I sintomi negli animali

I segni della malattia variano in relazione al tipo virus, all’età e alla specie di volatile interessato. Negli uccelli selvatici i sintomi sono quasi sempre modesti o del tutto assenti. In quelli domestici, invece, la sintomatologia più frequente consiste in un improvviso calo della produzione di uova, la perdita di appetito, la diarrea e, nei casi più gravi, la morte.

I rischi per l’uomo

Sebbene il sindaco di Cagliari, Paolo Truzzu, abbia rivelato, durante una recente seduta del consiglio comunale, di aver contratto il virus H1n1 nel 2020, sporadicamente sono stati segnalati casi di “spillover” o salto di specie animale – uomo. Certamente la frequentazione, in genere per motivi di lavoro, di determinati ambienti, come mercati di uccelli vivi, o lo stretto contatto con animali infetti, siano essi vivi o morti, rappresentano fattori di rischio. Per quanto riguarda la trasmissibilità interumana, da uomo a uomo, i dati al momento disponibili non dimostrano un’alta infettività di questi virus, tranne rari casi determinati da un contatto stretto e prolungato.

Come prevenire le infezioni umane da influenza aviaria

Qualora si rinvenisse un animale selvatico morto per cause sconosciute, o in caso di comparsa di sintomi della malattia nel pollame da allevamento o domestico, è buona norma contattare il servizio veterinario della ASL territorialmente competente.
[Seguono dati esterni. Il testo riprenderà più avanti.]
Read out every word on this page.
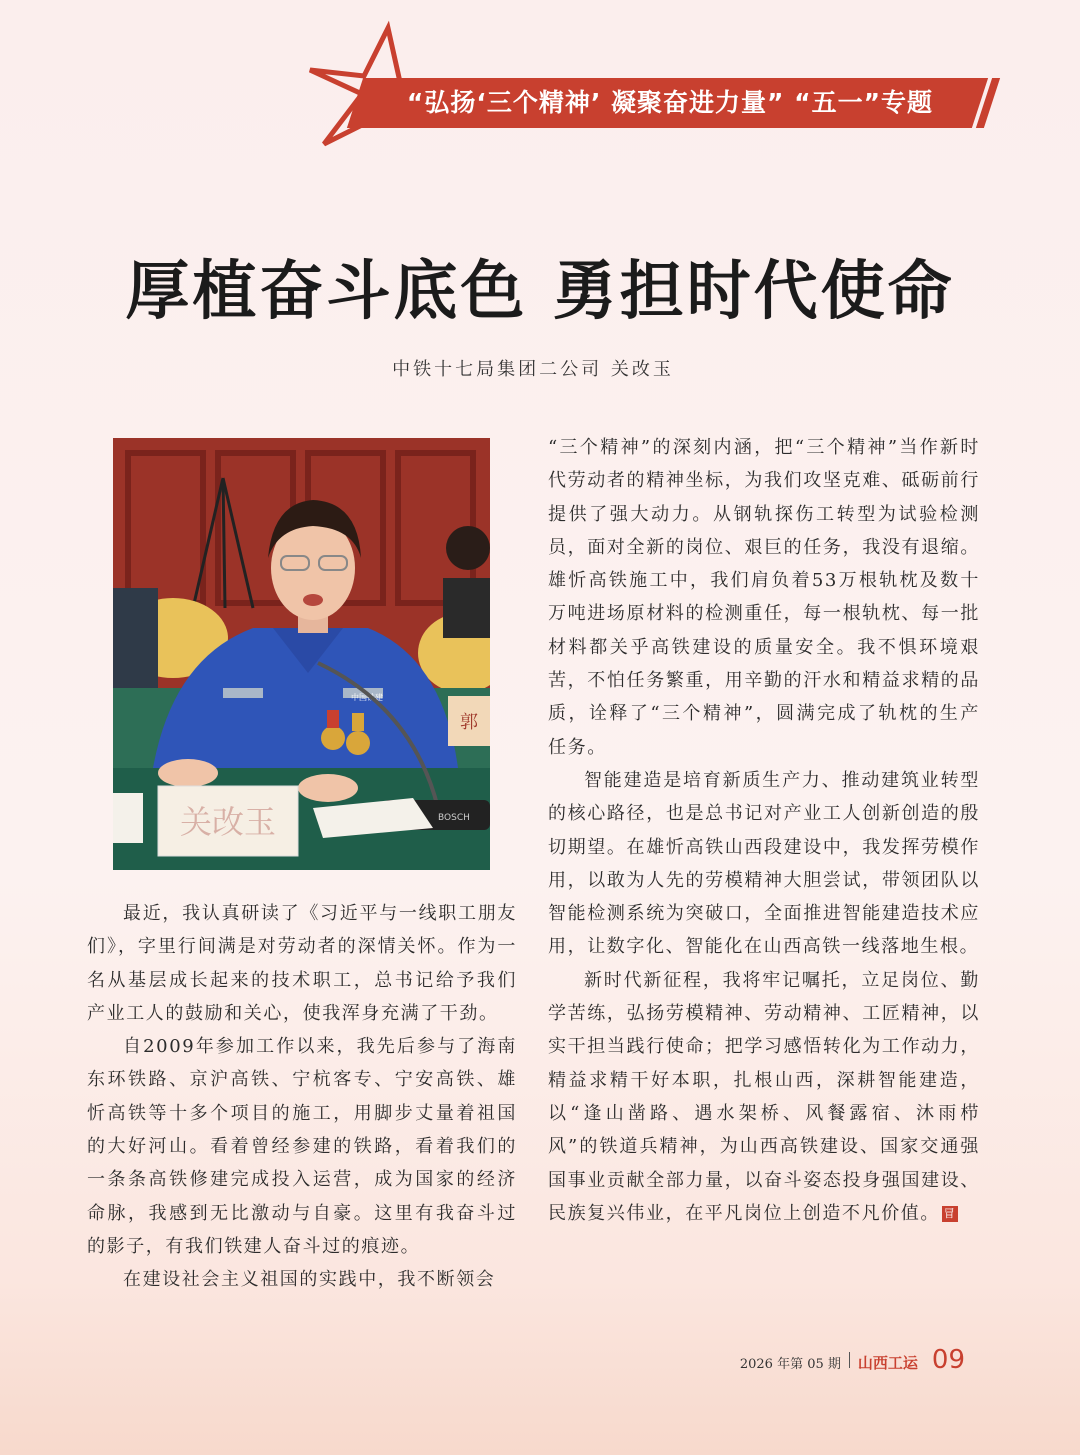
“弘扬‘三个精神’ 凝聚奋进力量” “五一”专题
厚植奋斗底色 勇担时代使命
中铁十七局集团二公司 关改玉
中国铁建
BOSCH
关改玉
郭

最近，我认真研读了《习近平与一线职工朋友们》，字里行间满是对劳动者的深情关怀。作为一名从基层成长起来的技术职工，总书记给予我们产业工人的鼓励和关心，使我浑身充满了干劲。

自2009年参加工作以来，我先后参与了海南东环铁路、京沪高铁、宁杭客专、宁安高铁、雄忻高铁等十多个项目的施工，用脚步丈量着祖国的大好河山。看着曾经参建的铁路，看着我们的一条条高铁修建完成投入运营，成为国家的经济命脉，我感到无比激动与自豪。这里有我奋斗过的影子，有我们铁建人奋斗过的痕迹。

在建设社会主义祖国的实践中，我不断领会

“三个精神”的深刻内涵，把“三个精神”当作新时代劳动者的精神坐标，为我们攻坚克难、砥砺前行提供了强大动力。从钢轨探伤工转型为试验检测员，面对全新的岗位、艰巨的任务，我没有退缩。雄忻高铁施工中，我们肩负着53万根轨枕及数十万吨进场原材料的检测重任，每一根轨枕、每一批材料都关乎高铁建设的质量安全。我不惧环境艰苦，不怕任务繁重，用辛勤的汗水和精益求精的品质，诠释了“三个精神”，圆满完成了轨枕的生产任务。

智能建造是培育新质生产力、推动建筑业转型的核心路径，也是总书记对产业工人创新创造的殷切期望。在雄忻高铁山西段建设中，我发挥劳模作用，以敢为人先的劳模精神大胆尝试，带领团队以智能检测系统为突破口，全面推进智能建造技术应用，让数字化、智能化在山西高铁一线落地生根。

新时代新征程，我将牢记嘱托，立足岗位、勤学苦练，弘扬劳模精神、劳动精神、工匠精神，以实干担当践行使命；把学习感悟转化为工作动力，精益求精干好本职，扎根山西，深耕智能建造，以“逢山凿路、遇水架桥、风餐露宿、沐雨栉风”的铁道兵精神，为山西高铁建设、国家交通强国事业贡献全部力量，以奋斗姿态投身强国建设、民族复兴伟业，在平凡岗位上创造不凡价值。 冒

2026 年第 05 期 山西工运 09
Inoltre, è consigliabile non avvicinarsi alle carcasse e non consentire a nessuno di avvicinarsi; indossare dei guanti nel caso si manipolino volatili morti; evitare di toccarsi occhi, naso e bocca; lavarsi regolarmente le mani; evitare il consumo di carne e uova crude o non completamente cotte.

I sintomi nell’uomo

I sintomi dell’influenza aviaria negli esseri umani si manifestano dopo un periodo di incubazione che va da 2 a 5 giorni e fino ad un massimo di 17 giorni. Possono consistere in sintomi simil-influenzali come febbre, tosse, mal di gola, dolori muscolari, difficoltà respiratorie e polmoniti gravi; sintomi gastrointestinali quali nausea, vomito e diarrea; infezioni oculari, in particolare congiuntiviti; sanguinamento dal naso o dalle gengive; encefaliti; in caso di complicazioni, o decorso clinico aggressivo, la morte.

Diagnosi e cure

L’influenza aviaria viene di solito diagnosticata, attraverso un test da laboratorio, un tampone che consente di raccogliere e analizzare le secrezioni presenti nel naso o nella gola, durante i primi giorni della malattia.
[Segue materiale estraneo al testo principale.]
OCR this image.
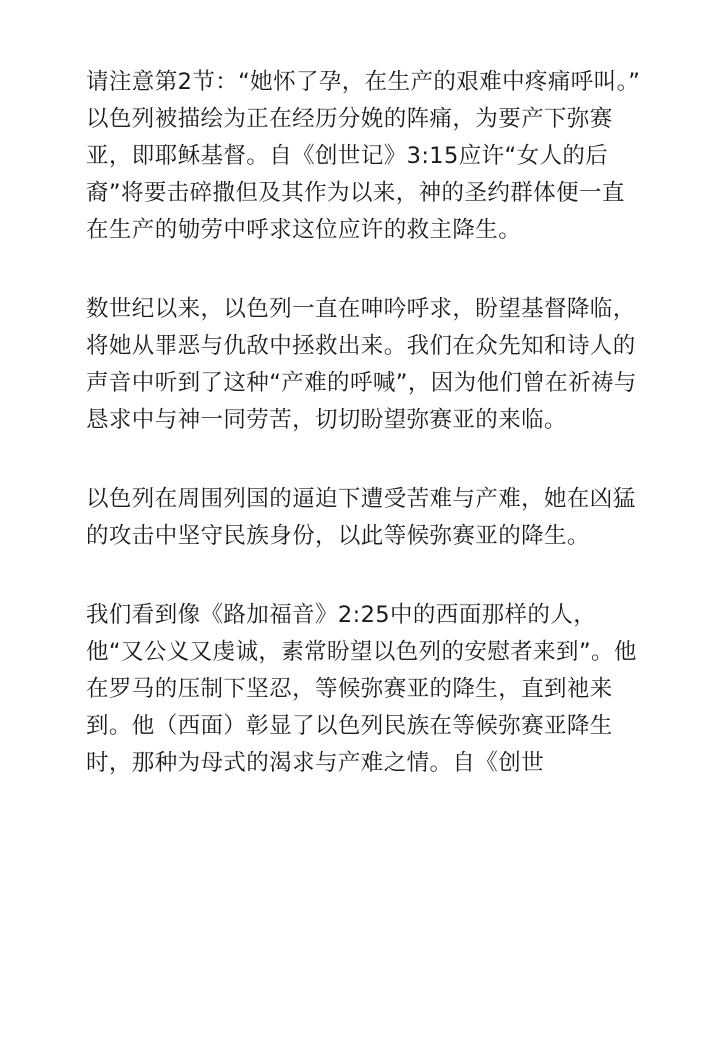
请注意第2节：“她怀了孕，在生产的艰难中疼痛呼叫。” 以色列被描绘为正在经历分娩的阵痛，为要产下弥赛亚，即耶稣基督。自《创世记》3:15应许“女人的后裔”将要击碎撒但及其作为以来，神的圣约群体便一直在生产的劬劳中呼求这位应许的救主降生。

数世纪以来，以色列一直在呻吟呼求，盼望基督降临，将她从罪恶与仇敌中拯救出来。我们在众先知和诗人的声音中听到了这种“产难的呼喊”，因为他们曾在祈祷与恳求中与神一同劳苦，切切盼望弥赛亚的来临。

以色列在周围列国的逼迫下遭受苦难与产难，她在凶猛的攻击中坚守民族身份，以此等候弥赛亚的降生。

我们看到像《路加福音》2:25中的西面那样的人，他“又公义又虔诚，素常盼望以色列的安慰者来到”。他在罗马的压制下坚忍，等候弥赛亚的降生，直到祂来到。他（西面）彰显了以色列民族在等候弥赛亚降生时，那种为母式的渴求与产难之情。自《创世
Le terapie variano in base alla sintomatologia. Sono utili farmaci antivirali, soprattutto se somministrati entro 48-72 ore dalla comparsa dei sintomi, perché in grado di ridurre la durata della malattia e alleviarne i disturbi.

Attualmente non sono disponibili vaccini per la prevenzione delle infezioni da influenza aviaria nell’uomo, è comunque utile sottoporsi alla vaccinazione antinfluenzale perché riduce la probabilità di essere contemporaneamente infettati sia dall’influenza di stagione che dal virus dell’aviaria.

Intanto, chi studia da vicino le rotte migratorie di varie specie di uccelli ritiene che i cambiamenti climatici possano essere all’origine di questa epidemia di influenza aviaria senza precedenti.